I'm in favor of just documenting whatever the final behavior is for each client for someone jumping into the middle of a recording section. We already manage this with many subtle differences between Collect and Enketo so this shouldn't be an issue from my perspective.
Hello spec enthusiasts! Team Collect has completed most of an implementation for this functionality and is now blocked on the specification. I think this is a largely unprecedented scenario because we typically wait to have an approved spec before implementing. In this case, our commitments and constraints are such that it made sense to prioritize the implementation. Our ideal would be to release it in 2 weeks which would require a finalized spec by this Friday at the latest. I don't want to rush the process and if there are strong feelings that we need to continue consideration, we can delay. On the other hand, if folks don't feel very strongly, perhaps we can try to get to a quick conclusion. I think this is fairly self-contained and a less than optimal spec here seems unlikely to have much impact.
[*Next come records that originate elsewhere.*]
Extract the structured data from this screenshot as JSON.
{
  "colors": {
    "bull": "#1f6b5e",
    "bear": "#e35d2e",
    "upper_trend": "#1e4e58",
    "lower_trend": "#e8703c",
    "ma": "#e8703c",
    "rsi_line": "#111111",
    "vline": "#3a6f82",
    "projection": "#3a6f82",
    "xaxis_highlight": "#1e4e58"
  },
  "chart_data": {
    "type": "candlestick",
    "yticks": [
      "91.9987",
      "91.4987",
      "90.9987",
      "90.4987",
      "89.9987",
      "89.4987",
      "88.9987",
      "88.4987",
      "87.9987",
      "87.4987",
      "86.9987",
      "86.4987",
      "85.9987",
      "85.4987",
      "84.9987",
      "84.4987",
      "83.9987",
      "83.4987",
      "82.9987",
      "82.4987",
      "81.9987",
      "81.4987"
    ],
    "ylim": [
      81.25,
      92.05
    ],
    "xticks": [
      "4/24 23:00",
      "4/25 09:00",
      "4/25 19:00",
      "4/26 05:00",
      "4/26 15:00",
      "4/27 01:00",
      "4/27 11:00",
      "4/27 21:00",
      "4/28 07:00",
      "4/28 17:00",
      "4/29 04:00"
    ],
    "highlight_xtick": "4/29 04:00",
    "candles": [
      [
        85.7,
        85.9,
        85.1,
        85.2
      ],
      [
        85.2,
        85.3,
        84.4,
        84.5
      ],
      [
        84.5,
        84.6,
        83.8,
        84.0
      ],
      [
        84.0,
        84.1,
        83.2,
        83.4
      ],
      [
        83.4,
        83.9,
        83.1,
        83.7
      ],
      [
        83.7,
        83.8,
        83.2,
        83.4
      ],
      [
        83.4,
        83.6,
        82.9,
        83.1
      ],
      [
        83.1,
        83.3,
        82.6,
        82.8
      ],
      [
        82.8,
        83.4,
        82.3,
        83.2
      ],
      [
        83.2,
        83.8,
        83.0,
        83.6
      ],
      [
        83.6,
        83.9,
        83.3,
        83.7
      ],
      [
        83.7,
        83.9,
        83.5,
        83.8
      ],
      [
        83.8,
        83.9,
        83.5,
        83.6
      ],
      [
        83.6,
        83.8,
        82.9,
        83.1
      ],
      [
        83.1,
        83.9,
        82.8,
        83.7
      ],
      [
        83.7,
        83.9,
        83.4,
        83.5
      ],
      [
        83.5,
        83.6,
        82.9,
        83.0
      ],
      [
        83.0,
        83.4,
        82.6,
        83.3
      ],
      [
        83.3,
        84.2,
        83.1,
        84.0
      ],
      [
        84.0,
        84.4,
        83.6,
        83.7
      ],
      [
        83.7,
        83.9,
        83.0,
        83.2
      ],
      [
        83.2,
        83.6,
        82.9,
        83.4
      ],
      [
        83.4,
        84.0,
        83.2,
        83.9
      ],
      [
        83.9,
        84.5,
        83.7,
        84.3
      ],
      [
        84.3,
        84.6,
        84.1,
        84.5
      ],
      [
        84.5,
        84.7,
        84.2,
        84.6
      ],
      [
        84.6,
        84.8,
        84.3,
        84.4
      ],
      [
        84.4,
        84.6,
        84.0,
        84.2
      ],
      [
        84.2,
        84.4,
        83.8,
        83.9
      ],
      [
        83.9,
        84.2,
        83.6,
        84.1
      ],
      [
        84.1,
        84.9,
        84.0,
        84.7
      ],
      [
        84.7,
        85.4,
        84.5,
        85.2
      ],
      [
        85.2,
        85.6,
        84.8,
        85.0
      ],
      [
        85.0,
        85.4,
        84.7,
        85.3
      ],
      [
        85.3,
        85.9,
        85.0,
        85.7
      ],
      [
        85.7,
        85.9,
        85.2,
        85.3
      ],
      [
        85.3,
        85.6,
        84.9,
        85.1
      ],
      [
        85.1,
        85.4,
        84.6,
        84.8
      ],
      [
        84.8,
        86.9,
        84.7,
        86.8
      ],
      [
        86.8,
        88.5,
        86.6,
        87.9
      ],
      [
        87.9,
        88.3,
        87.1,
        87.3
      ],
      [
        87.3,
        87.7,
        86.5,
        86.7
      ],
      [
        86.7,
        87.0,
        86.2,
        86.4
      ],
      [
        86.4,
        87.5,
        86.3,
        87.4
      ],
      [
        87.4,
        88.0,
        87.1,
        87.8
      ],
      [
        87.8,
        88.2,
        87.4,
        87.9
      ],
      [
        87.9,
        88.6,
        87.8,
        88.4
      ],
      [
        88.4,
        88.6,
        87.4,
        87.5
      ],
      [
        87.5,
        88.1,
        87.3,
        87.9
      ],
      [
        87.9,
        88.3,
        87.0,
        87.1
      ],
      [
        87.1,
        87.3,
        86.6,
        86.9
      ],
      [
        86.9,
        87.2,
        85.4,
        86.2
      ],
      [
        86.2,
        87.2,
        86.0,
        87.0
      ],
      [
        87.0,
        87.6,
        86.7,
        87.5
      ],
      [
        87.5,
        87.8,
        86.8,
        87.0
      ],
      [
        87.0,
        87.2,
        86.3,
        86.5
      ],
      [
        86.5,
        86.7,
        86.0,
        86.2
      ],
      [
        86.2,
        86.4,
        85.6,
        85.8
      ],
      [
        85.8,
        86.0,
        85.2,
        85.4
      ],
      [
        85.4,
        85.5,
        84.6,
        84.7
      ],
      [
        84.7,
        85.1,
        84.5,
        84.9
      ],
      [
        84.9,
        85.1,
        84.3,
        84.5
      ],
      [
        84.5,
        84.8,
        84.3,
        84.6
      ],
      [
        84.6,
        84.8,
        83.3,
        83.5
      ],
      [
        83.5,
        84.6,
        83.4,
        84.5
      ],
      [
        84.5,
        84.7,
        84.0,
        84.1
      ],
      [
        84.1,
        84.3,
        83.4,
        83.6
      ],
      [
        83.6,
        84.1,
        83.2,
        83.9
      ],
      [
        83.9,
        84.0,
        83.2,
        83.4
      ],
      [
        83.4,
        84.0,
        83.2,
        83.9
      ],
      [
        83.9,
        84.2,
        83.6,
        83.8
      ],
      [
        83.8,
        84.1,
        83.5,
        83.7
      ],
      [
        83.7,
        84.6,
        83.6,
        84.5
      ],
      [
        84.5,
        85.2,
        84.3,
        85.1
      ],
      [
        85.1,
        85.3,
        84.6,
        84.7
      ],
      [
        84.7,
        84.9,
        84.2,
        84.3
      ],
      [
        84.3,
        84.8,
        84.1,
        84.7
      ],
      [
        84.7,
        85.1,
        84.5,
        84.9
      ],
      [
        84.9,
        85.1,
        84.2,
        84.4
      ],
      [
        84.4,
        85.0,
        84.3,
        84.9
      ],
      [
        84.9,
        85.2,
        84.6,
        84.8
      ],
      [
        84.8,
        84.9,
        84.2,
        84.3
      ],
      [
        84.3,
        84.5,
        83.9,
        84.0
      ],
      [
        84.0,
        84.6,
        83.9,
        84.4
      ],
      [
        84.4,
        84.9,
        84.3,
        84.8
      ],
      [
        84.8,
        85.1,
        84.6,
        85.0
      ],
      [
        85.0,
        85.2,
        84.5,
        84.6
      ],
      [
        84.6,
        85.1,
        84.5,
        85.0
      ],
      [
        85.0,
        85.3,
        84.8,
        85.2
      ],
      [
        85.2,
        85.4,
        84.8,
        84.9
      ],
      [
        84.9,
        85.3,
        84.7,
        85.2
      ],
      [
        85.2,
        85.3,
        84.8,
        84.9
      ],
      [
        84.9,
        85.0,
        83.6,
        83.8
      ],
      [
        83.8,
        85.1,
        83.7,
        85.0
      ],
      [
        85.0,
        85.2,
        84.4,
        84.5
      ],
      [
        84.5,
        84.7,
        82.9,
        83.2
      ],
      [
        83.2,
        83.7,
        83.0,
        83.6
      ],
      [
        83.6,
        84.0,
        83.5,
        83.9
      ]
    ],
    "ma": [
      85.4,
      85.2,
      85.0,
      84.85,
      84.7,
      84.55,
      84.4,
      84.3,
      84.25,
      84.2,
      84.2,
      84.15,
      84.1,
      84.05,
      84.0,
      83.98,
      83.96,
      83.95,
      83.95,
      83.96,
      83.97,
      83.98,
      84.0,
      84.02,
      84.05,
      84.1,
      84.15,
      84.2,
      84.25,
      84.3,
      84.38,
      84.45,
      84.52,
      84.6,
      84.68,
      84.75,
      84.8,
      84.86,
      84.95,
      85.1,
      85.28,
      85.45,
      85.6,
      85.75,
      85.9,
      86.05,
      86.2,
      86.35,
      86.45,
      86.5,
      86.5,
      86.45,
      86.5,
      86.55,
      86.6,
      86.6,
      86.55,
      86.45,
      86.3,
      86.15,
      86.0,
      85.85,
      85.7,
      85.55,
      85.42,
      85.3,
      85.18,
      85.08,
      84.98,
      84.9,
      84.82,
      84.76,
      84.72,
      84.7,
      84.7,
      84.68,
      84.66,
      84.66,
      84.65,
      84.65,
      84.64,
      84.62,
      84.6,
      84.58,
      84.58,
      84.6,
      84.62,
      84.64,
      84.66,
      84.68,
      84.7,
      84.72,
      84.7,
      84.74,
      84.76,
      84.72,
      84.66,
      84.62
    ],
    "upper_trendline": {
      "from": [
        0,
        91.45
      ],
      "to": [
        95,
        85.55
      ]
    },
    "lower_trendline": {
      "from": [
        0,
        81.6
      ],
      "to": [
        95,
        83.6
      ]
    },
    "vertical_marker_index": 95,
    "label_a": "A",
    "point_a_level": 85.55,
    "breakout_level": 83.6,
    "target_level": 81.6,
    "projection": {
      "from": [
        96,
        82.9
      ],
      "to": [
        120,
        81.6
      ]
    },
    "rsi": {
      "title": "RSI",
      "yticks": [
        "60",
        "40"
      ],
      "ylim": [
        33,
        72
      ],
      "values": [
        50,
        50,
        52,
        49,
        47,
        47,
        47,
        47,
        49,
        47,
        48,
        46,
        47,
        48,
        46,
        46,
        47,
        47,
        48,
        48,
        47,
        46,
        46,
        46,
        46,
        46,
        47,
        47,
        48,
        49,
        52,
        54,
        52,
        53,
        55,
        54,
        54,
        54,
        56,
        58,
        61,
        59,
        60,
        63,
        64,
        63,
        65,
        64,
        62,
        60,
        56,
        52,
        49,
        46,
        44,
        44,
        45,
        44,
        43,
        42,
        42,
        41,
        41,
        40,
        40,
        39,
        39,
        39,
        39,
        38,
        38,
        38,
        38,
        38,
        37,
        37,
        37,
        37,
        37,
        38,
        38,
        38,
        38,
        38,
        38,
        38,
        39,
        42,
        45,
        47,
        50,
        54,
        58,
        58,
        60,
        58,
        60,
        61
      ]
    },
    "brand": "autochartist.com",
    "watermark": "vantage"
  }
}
Are there any other clients that are very eager to implement background audio recording (@martijnr, @Xiphware)? If so, do you think recording a limited range of questions would be relevant in that context?
On the XLSForm side, we are considering a parameter-based option and a nesting option.
If I had to make a decision immediately, I would go with the initial attribute-based proposal for both XForms and XLSForm. There's a lot I like about the XForms hybrid concept and would be happy if we went with it but I am somewhat uncomfortable with having to restrict events to only xforms-ready. I continue to believe that introducing an action that can be triggered by any event adds a lot of complexity and I'm not seeing benefits that would make it worthwhile.
@Xiphware and I had some back and forth today and he's overall preferring the hybrid approach. He has highlighted that he is thinking about event-triggered recording because he is interested in user-directed data capture with something like events from a client pause/record button triggering data capture.
One additional possible wrinkle I want to mention if we do go in an action/event direction is that xforms-ready is still not well-defined. We had a long conversation about it when we added odk-instance-first-load. Upon reflection, I think that the question about whether xforms-ready is fired or not on reentry into a saved form might be irrelevant in W3C XForms because the assumption is that forms are filled out while online and that there's no "save as draft" concept. Either way, we'd need to decide whether we re-introduce xforms-ready with a different meaning than what it used to have or introduce a new event.
I propose we introduce the odk-instance-load event. I don't think there's much benefit to using xforms-ready and there's something nice about having odk-instance-first-load and odk-instance-load. That would give us:
(To be clear, I don't feel very strongly about this and would also be happy with re-introducing xforms-ready and documenting that it's fired both on an empty form and when loading a draft record)
On the XLSForm side, I think it makes sense to have a type for whole-form recording even if we do eventually introduce a start/stop syntax. Having to have start/stop directives that wrap the whole form definition seems really annoying.